The southern city of Shenzhen, once the center of Christmas gift
manufacturing, is losing its dominance due to rising costs and a
higher minimum wage for workers, said those in the industry.
"The working environment is worse for us, and I'm afraid I have
to move my factory out of here soon," said Zhang Renzhong, general
manager of Yuanxing Christmas Production Co.
Zhang's factory has produced artificial Christmas trees and
gifts in Dapeng of eastern Shenzhen for more than a decade, mainly
supplying the United States and European markets.
"This year the order for Christmas products decreased nearly 30
percent," Zhang said. "We tried to raise prices to cover losses
generated by the higher costs of raw materials, but many foreign
buyers wouldn't accept it."
Official figures for the export of Christmas gifts this year are
not yet available. In the past, reports said eight out of every 10
artificial trees sold in the United States were made in the
city.
Prices for raw materials such as plastic and color toner surged
20 to 30 percent from a year before, Zhang said.
Another factor making business tough is the government's new
policy for a higher minimum wage for workers, which went into
effect on July 1.
The policy requires employers outside Shenzhen to pay workers at
least 700 yuan (US$88.6) per month. The previous minimum was 580
yuan (US$73.4).
The city's labor department is also monitoring overtime hours.
No employee is to surpass 36 hours of work a week.
"We understand the government is protecting the legal rights of
migrant workers, but for private processing manufacturers like us,
it's a burden," Zhang said.
In the past, laborers worked grueling hours, well surpassing the
36-hour limit during the busy May to September season. They did,
however, work less during the rest of the year, Zhang said.
"We employ more than 100 workers during the busy season, but now
we only have about 20 to save on cost," Zhang said. "The problem is
we may not get back enough skilled workers for the next busy
season."
Zhang plans to move his factory to another city in Guangdong
Province where labour and production costs are lower.
"I'm thinking of it now. I haven't decided on a location yet
because I need time to do the research," Zhang said.

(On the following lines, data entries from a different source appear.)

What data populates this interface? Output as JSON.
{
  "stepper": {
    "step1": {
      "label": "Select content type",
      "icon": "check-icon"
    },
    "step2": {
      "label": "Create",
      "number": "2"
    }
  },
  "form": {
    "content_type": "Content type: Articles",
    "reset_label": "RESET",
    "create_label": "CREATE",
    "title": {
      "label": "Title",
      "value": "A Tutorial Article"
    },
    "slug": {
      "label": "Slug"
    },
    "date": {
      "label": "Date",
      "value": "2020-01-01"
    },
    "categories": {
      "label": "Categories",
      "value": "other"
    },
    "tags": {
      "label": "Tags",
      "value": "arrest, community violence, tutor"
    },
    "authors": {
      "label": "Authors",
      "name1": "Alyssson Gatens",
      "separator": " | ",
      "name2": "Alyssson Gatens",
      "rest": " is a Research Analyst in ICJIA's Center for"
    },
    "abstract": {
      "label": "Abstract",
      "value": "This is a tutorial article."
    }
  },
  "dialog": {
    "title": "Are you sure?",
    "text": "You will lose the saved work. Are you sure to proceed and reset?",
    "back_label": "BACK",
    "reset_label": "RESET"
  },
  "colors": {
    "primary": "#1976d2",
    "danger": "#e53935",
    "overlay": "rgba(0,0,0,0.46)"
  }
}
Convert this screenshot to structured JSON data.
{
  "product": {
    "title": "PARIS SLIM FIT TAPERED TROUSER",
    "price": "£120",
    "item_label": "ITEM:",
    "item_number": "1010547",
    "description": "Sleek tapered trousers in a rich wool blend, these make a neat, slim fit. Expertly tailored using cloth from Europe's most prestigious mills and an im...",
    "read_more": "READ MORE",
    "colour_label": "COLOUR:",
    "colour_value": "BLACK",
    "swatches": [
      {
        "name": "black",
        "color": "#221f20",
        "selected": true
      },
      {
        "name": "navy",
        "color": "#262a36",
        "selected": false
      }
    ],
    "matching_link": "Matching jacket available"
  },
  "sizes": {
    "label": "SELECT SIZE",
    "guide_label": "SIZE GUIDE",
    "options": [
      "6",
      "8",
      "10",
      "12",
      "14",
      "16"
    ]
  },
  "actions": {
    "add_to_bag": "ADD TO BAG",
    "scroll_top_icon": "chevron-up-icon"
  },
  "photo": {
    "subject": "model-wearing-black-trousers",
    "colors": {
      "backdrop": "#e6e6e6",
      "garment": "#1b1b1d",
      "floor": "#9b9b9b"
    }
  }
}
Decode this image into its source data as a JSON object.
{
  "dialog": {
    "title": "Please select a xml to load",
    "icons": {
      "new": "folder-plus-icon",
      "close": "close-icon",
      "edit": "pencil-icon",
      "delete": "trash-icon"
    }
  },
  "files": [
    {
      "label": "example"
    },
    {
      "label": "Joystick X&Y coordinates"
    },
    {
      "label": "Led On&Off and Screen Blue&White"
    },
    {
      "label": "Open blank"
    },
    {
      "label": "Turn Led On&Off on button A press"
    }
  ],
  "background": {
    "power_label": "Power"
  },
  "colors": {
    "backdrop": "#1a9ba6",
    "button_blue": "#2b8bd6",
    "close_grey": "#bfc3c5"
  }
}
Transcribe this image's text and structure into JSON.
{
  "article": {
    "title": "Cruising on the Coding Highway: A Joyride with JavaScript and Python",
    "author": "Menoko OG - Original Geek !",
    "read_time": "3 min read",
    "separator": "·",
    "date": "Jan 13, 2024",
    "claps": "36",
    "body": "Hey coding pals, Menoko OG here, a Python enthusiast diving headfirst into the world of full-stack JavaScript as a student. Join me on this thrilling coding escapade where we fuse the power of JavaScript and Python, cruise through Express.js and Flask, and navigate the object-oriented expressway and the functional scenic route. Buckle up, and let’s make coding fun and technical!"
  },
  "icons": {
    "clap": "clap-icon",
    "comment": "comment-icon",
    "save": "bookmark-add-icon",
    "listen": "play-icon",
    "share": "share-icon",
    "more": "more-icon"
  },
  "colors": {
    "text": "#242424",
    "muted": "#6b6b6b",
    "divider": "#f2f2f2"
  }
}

Wang Shaoqing, secretary -general of the city's chamber of
commerce on craftworks, said it's inevitable that low-end
manufacturers will move out of the city as more high-end industry
comes in.
"The provincial government's new policies encourage these
companies to move to underdeveloped areas in northern Guangdong,
where they will have lower costs, and the areas will have new
investments," Wang said.
A larger, Taiwan-funded company located in Kuichong of eastern
Shenzhen faced the same loss of orders, said production manager Wu
Chung-hsien.
In the past, Wu's company exported US$8 to US$10 million worth
of Christmas products. This year exports dropped at least 30
percent.
"It's really a tough time. The rising costs, rising salaries,
rising competition from other cities and provinces and the
appreciation of the renminbi," Wu said.
Luckily for Wu, the company had diversified by investing in the
catering industry a few years ago. "It was a sound decision," Wu
said. "The fast-food business is getting better now."